Tortura nunca mais!
PUBLICAÇÃO
quinta-feira, 21 de agosto de 1997
Nilson Monteiro 
Emocionado, de olhos espremidos e com versos de Bertold Brecht às mãos gorduchas, o governador Jaime Lerner realizou, anteontem, o ato político mais importante de seu governo até agora, como ele fez questão de frisar. Assinou, em meio a uma platéia que juntou homens e mulheres de diversas tendências políticas, embora a maioria pendesse para a banda esquerda, um decreto regulamentado a lei 11.255, do deputado estadual Beto Richa, que abre a possibilidade de indenização a presos políticos torturados no Paraná durante a ditadura militar. Com este decreto, Lerner e o Paraná foram mais uma vez pioneiros no País.

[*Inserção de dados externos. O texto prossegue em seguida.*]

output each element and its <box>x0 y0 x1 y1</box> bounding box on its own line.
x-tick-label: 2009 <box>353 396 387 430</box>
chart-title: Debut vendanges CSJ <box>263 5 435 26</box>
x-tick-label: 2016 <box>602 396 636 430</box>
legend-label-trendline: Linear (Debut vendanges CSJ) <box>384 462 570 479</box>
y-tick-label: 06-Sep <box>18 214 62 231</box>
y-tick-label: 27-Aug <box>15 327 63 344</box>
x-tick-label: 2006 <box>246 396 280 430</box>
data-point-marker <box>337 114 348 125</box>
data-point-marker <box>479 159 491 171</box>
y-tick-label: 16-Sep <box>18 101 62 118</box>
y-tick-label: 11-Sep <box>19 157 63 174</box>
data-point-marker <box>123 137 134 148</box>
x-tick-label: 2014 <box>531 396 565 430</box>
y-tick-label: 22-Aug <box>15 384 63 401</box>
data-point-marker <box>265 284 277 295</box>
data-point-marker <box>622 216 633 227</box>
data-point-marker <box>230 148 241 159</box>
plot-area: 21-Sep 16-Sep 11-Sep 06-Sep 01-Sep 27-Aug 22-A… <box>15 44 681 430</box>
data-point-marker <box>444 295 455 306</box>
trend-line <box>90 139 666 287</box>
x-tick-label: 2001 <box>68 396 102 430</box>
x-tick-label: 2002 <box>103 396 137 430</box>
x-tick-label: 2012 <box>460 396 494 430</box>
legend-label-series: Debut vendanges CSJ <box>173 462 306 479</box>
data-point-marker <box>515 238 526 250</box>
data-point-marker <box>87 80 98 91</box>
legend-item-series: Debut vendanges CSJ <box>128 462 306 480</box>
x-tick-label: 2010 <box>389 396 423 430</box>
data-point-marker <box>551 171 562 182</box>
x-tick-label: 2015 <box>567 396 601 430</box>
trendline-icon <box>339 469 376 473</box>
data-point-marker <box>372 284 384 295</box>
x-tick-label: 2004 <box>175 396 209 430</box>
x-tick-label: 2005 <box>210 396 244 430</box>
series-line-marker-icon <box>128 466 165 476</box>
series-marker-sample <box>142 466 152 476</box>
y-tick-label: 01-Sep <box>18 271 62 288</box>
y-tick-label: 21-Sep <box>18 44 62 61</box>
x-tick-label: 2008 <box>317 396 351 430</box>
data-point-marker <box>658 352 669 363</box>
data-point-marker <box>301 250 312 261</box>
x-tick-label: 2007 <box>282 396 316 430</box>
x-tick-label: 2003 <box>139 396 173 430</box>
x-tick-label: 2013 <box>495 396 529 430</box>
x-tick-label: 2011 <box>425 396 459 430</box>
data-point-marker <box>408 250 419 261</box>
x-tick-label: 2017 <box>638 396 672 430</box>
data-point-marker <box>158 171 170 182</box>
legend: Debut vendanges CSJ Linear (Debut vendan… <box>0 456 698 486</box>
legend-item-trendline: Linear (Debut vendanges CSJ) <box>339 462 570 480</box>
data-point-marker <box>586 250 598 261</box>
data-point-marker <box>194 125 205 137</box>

Lerner juntou, sob o mesmo teto e ao som do Hino Nacional, brasileiros que, na quarta-feira cinza, sentiram-se cidadãos, cientes de que a História, por mais dolorosa que possa ter sido em seu passado tão recente, há que ser resgatada. Em nome da dignidade, do conhecimento, da possibilidade desta e das novas gerações não incorrerem em absolutismos absurdos. A ditadura existiu sim. A ditadura matou sim. A ditadura torturou sim. A ditadura provocou sequelas, físicas e psicológicas, sim. E o governador paranaense, um técnico de competência internacional reconhecida mundialmente e fomentado como político por mãos que defendiam o regime instaurado em 1964, exatamente ele, que traz na testa, segundo seus inimigos, a pecha de direitista, não só foi capaz do gesto que lembra os crimes da ditadura, mas que, ao mesmo tempo, quer a paz, propõe a solidariedade, abre o entendimento em dimensões humanas, maiores, sem clichês ou crachás.
Aqueles homens e mulheres sofridos, vincados, a maioria destoando da nobreza do salão onde foi realizada a solenidade, não chegam à mitologia ou à idolatria tão heroicamente cantadas em ocasiões desta natureza. Mas, são brasileiros, que de sua forma forjaram a História e que, por isso, em vez de seu lugar na comunidade, tiveram seus direitos espezinhados, negados, ridicularizados. Os dois oradores representantes dos ex-presos políticos, Narciso Pires e Ildeu Manso Vieira, recordaram as atrocidades, inclusive as mortes dos estudantes Antônio dos Três Reis de Oliveira e José Idésio Brianesi. A vida no País mostra hoje que sua argamassa traz o sacrifício desses, de outros meninos, homens e mulheres. Lerner reconheceu isto. Vocês ajudaram a pavimentar o caminho para a democracia que hoje vivemos. Teve o endosso de homens de bem presentes ao ato, como os ex-governadores Hosken de Novaes e Otávio Cezário Júnior, entre outros que, apesar de discordarem radicalmente das tendências de esquerda, sempre defenderam seu direito de expressão.
O ato político, o mais importante, está efetivado. As almas paranaenses estão mais leves e é preciso que o Brasil saiba disto. Agora, uma comissão especial analisará as indenizações. É o de menos, não cura torturas, mas é prático. Antes disto, o secretário da Justiça e da Cidadania do Paraná, Edson Luis Vidal Pinto, já disse, na histórica tarde de anteontem, a lição elementar da inteligência: Se não respeitarmos aqueles que têm idéias diferentes das nossas, nunca construiremos a verdadeira democracia. O dia, cinza, cobria-se do véu, quente e feliz, da última quarta-feira.